Sphingobacterium species are non-fermentative, non-motile, non-spore-forming aerobic gram-negative bacilli. They produce catalase, oxidase, and urease [1]. Sphingobacterium species grow on both BAP and MAC [2, 3]. Colonies are yellowish, circular, slightly convex, smooth, opaque, and non-hemolytic on BAP after 2 days of incubation [2, 3]. To date, 15 species, including S. anhuiense, S. antarcticus, S. bambusae, S. canadense, S. composti, S. daejeonense, S. faecium, S. heparinum, S. kitahiroshimense, S. multivorum, S. piscium, S. shayense, S. siyangense, S. spiritivorum, and S. thalpophilum, have been described in the genus Sphingobacterium [4, 8-17].

Sphingobacterium species are usually isolated from soil, water, and plant material, and only a few case reports of human infections caused by the species have been published [5]. Previously reported Sphingobacterium species isolated from human clinical specimens were S. multivorum and S. spiritivorum. To date, 7 cases of S. multivorum infection have been reported worldwide in relation to septicemia [5, 18-20], peritonitis [21], respiratory tract infection [22], and necrotizing fasciitis [23]. Only 3 cases of S. spiritivorum infection have been reported worldwide [24-26]. The present case and previously reported cases are compared in Table 2. In 2002, Marinella [24] first described a case of cellulitis-associated sepsis caused by an S. spiritivorum infection. In 2003, Tronel et al. [25] reported a case of S. spiritivorum bacteremia. In 2005, Kronel et al. [26] reported a case of cellulitis-associated sepsis caused by S. spiritivorum from the water reservoir of a steam iron.

Table 2

Cases of Sphingobacterium spiritivorum infection

Abbreviations: M, male; F, female; BAL, bronchoalveolar lavage; PR, present report; NA, not available.
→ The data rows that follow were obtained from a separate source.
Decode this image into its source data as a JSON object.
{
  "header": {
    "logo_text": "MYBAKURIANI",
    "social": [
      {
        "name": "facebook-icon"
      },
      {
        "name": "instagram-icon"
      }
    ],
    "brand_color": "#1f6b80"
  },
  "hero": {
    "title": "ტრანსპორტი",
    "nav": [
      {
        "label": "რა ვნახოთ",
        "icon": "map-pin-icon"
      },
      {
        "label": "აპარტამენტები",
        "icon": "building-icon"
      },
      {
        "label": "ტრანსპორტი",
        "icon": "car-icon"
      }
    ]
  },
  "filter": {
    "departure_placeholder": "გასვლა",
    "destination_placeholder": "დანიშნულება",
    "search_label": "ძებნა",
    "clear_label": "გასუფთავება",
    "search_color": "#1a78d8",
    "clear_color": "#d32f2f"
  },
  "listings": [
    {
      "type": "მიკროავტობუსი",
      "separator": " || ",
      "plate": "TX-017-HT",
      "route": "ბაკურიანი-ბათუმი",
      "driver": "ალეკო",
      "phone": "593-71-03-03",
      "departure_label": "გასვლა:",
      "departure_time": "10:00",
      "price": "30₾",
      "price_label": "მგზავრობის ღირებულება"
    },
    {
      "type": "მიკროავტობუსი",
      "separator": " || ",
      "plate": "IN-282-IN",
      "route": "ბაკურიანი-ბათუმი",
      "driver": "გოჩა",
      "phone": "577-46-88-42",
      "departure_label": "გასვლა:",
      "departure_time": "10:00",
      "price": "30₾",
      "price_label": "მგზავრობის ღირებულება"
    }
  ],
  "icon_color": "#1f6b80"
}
In the present case, the patient was in an immunosuppressed condition due to the chemotherapy to treat acute myeloid leukemia. The patient was diagnosed with a catheter-related blood-stream infection because the time interval of positive blood culture signs from those between the peripheral vein and central venous catheter cultures was more than 2 hr. The source and transmission route of the S. spiritivorum infection in this case may have been a skin entry site of an intravascular device or a subcutaneous path of the catheter that had been in a close proximity with the natural habitats of this organism.
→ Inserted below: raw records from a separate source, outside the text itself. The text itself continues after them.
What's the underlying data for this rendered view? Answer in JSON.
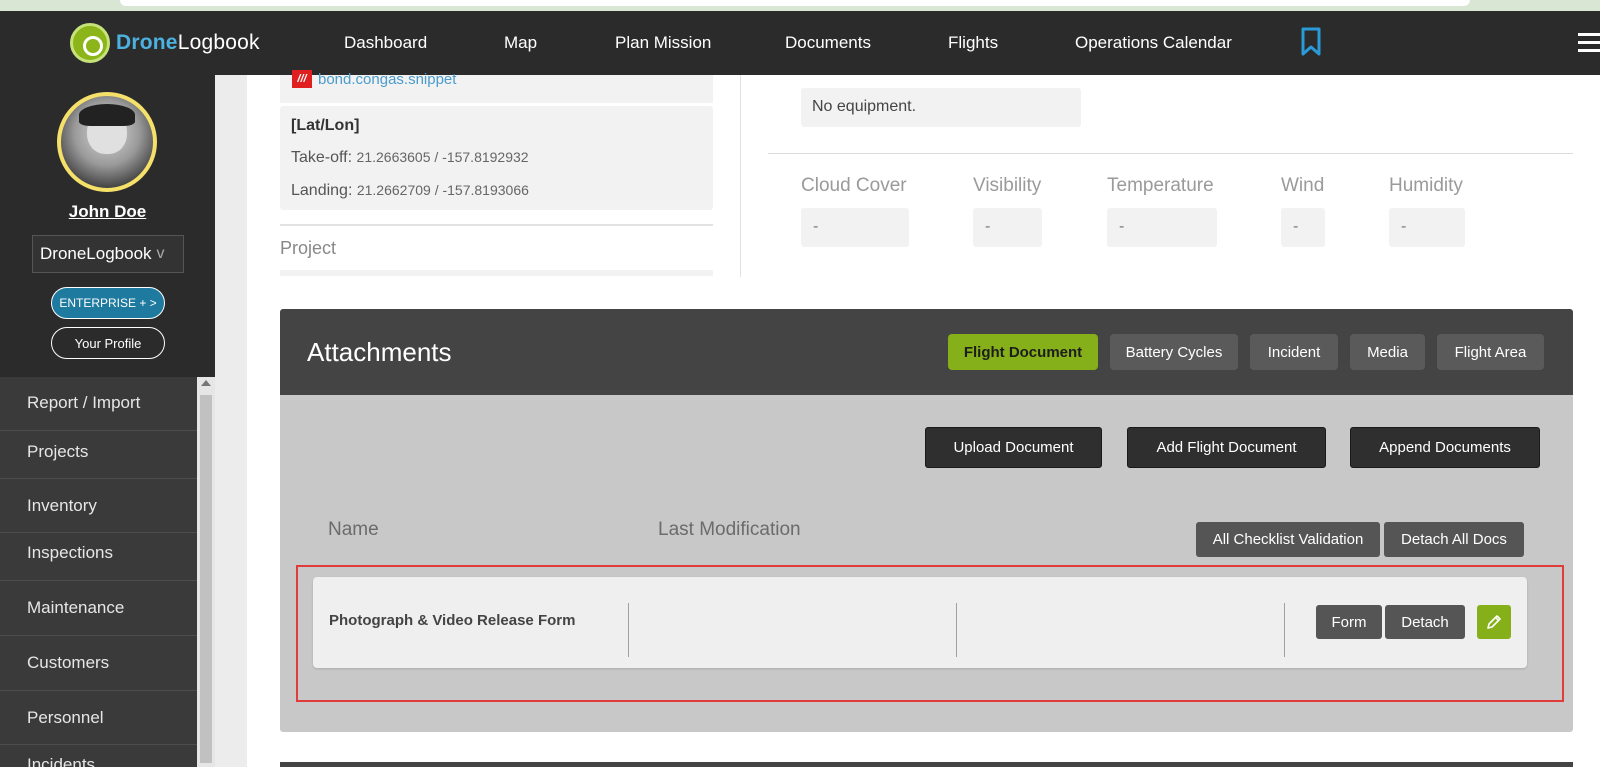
{
  "app": {
    "logo_part1": "Drone",
    "logo_part2": "Logbook"
  },
  "nav": {
    "items": [
      "Dashboard",
      "Map",
      "Plan Mission",
      "Documents",
      "Flights",
      "Operations Calendar"
    ]
  },
  "user": {
    "name": "John Doe",
    "org": "DroneLogbook",
    "org_chevron": "v",
    "enterprise_label": "ENTERPRISE + >",
    "profile_label": "Your Profile"
  },
  "sidebar": {
    "items": [
      "Report / Import",
      "Projects",
      "Inventory",
      "Inspections",
      "Maintenance",
      "Customers",
      "Personnel",
      "Incidents"
    ]
  },
  "flight": {
    "file_icon": "///",
    "file_name": "bond.congas.snippet",
    "latlon_title": "[Lat/Lon]",
    "takeoff_label": "Take-off:",
    "takeoff_value": "21.2663605 / -157.8192932",
    "landing_label": "Landing:",
    "landing_value": "21.2662709 / -157.8193066",
    "project_label": "Project",
    "equipment": "No equipment."
  },
  "weather": {
    "cloud_cover": {
      "label": "Cloud Cover",
      "value": "-"
    },
    "visibility": {
      "label": "Visibility",
      "value": "-"
    },
    "temperature": {
      "label": "Temperature",
      "value": "-"
    },
    "wind": {
      "label": "Wind",
      "value": "-"
    },
    "humidity": {
      "label": "Humidity",
      "value": "-"
    }
  },
  "attachments": {
    "title": "Attachments",
    "tabs": [
      "Flight Document",
      "Battery Cycles",
      "Incident",
      "Media",
      "Flight Area"
    ],
    "active_tab": "Flight Document",
    "actions": {
      "upload": "Upload Document",
      "add": "Add Flight Document",
      "append": "Append Documents"
    },
    "columns": {
      "name": "Name",
      "last_mod": "Last Modification"
    },
    "bulk": {
      "validate": "All Checklist Validation",
      "detach_all": "Detach All Docs"
    },
    "rows": [
      {
        "name": "Photograph & Video Release Form",
        "form_label": "Form",
        "detach_label": "Detach"
      }
    ]
  },
  "colors": {
    "nav_bg": "#2b2b2b",
    "accent_green": "#85b019",
    "accent_blue": "#1f7aa0",
    "highlight_red": "#e03c3c"
  }
}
The 16S rRNA sequencing analysis can be a useful and definitive method particularly for the identification of clinically significant bacterial isolates with ambiguous biochemical profiles or of rarely encountered bacterial species [27, 28]. We confirmed the identity of the blood isolate, first identified biochemically as S. spiritivorum, by 16S rRNA sequencing analysis.

Sphingobacterium species are generally resistant to aminoglycosides and polymyxin B, but are susceptible to quinolones and trimethoprim-sulfamethoxazole in vitro. Susceptibility to β-lactam antibiotics is known to vary [1]. In 2009, Lambiase et al. [29] reported that 13 S. multivorum and 8 S. spiritivorum isolates from sputum samples in 332 patients with cystic fibrosis were resistant to aminoglycosides, but susceptible to quinolones and trimethoprim-sulfamethoxazole. They also found that S. multivorum isolates were resistant to all β-lactams, whereas the S. spiritivorum isolates were susceptible to ceftazidime, piperacillin, and carbapenems. The isolate of this case was susceptible to cefepime, meropenem, minocycline, as well as ciprofloxacin, levofloxacin, and trimethoprim-sulfamethoxazole.

This is the first reported case of human S. spiritivorum infection in Korea, which shows that S. spiritivorum can be a fatal human opportunistic pathogen in immunocompromised patients, despite human infection being rare.